Mr Brophy said the National Public Health Emergency Team (NPHET), led by Dr Tony Holohan, the chief medical officer, will be a “central presence in national policy formulation for the foreseeable future”.

However, he said that the economic damage to the economy “and to the wellbeing of many individuals and businesses will be deep and possibly prolonged”.

While NPHET will maintain preparedness from a public health point of view, he called for a “separate broad based national recovery taskforce to identify a pathway to economic and social recovery”.

“Easing the lockdown will be extremely complex and subject to intense debate and competing interests. The provision of childcare and the reopening of schools are already contentious issues. The cost to the State of the pandemic is already estimated to reach €30 billion for 2020; that is equivalent to €6,000 for ever person in the state. This money will be mainly borrowed money.”

Meanwhile on Friday the Government announced that mothers returning to work from maternity leave are now eligible for a scheme in which the wages of certain workers affected by the coronavirus pandemic are subsidised by the State.

Minister for Finance Paschal Donohoe has announced that he has tweaked the temporary wage subsidy scheme (TWSS), which covers up to 85 per cent of an employee’s wages up to €410 per week, to fix an anomaly that emerged that excluded returning mothers and people on parental leave.

The change will be legislated for later in the year “as part of the usual Finance Bill 2020 process”. In the meantime, he said, Revenue has agreed to implement it and it will be backdated to March 26th.
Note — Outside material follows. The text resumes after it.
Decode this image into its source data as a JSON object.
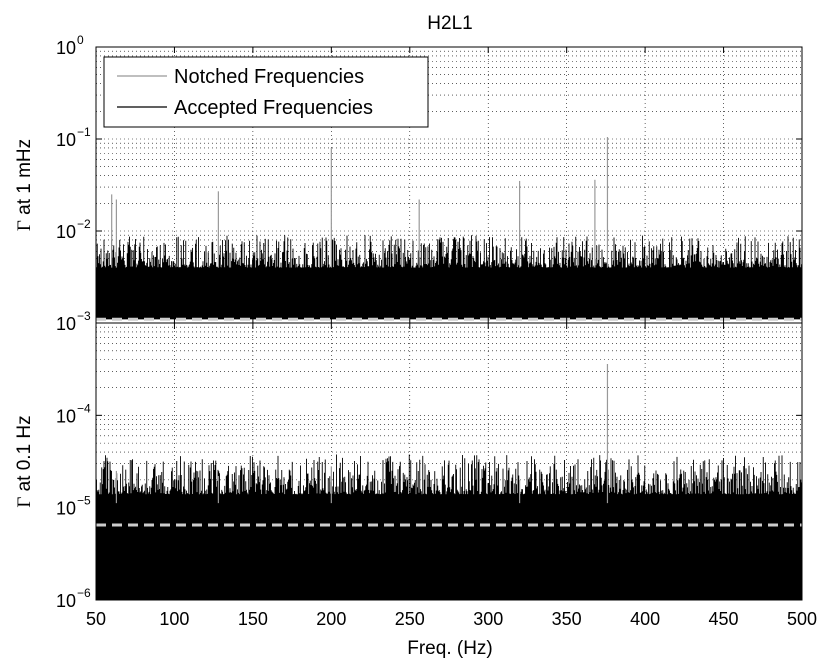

The anomaly arose because the scheme, brought in to encourage employers to keep staff on their books who might otherwise have been laid off, required qualifying workers to have been on the payroll of their employer on February 29th, or to have been been paid in either January or February.

Heavy criticism

Mothers on maternity leave who subsequently returned to the workforce did not qualify under the old criteria. This lead to heavy criticism of the Government from women’s advocacy groups and opposition politicians, who said mothers or parents who adopted were being discriminated against.

“The Cabinet today agreed an important change to the scheme to ensure that workers are not denied access to us because of the personal circumstances, relating to maternity leave,” Mr Donohoe said.

“The Government is making this important change, because we want to ensure that citizens are not denied access to the scheme, because of their personal circumstances,” he said.

“I am satisfied that this change addresses the anomaly and ensures appropriate operation of the TWSS in recognition of the unique circumstances applying to those returning to work after a period of maternity or adoptive leave.”

The latest figures from Revenue, two weeks ago, showed that €936 million had already been paid out by the State under the scheme.